The writing of that first novel, however, was a long time in coming. It was only when he was 43 and nearing marriage with his longtime mistress, Ann Rothermere, whom he had gotten pregnant, that he began writing the book that had been rattling around in his head for years. It was also at her urging that the work began in earnest. At Goldeneye, he began the novel on January 15, 1952, and, working only from 9 am to noon each day, finished it on March 18.
Although Fleming wrote with great speed, he was meticulous and tireless in his research for each book. He traveled to his chosen settings, sought the advice and assistance of experts, raised questions by the thousands, and filled notebooks with the information he would put to use during his next visit to Goldeneye, each of which usually lasted for two months.

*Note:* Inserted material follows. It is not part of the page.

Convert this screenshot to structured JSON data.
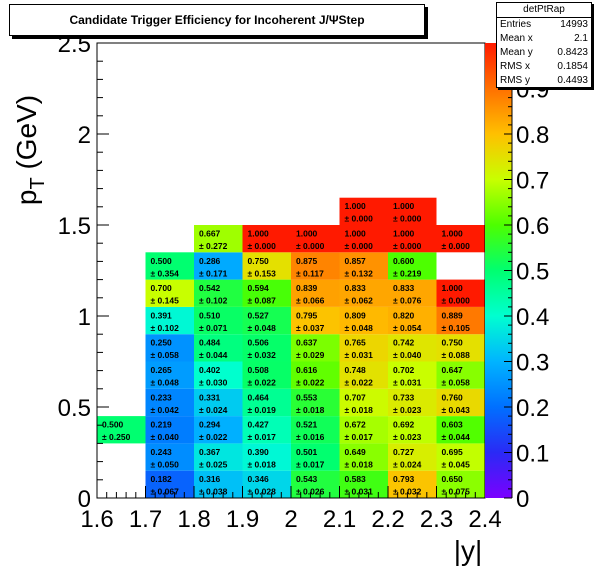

Early on, when asked whether he himself was the model for James Bond, he scornfully rejected the idea, pronouncing Bond “that cardboard booby.” Gradually, though, he infused himself into Bond’s personality, making his creation more well rounded and human, capable of knowing fear and of crying out when in pain. Of his novels, it must be said that he excelled in seeking out subject matter, such as high-stakes gambling, that was new and fascinating to masses of readers.
During his relatively short life, Ian Fleming experienced only the beginnings of what became a tremendous James Bond industry. Even so, he had seen some 40 million copies of his books sold and had viewed the first James Bond movies before heart troubles felled him in August 1964, at the age of 56.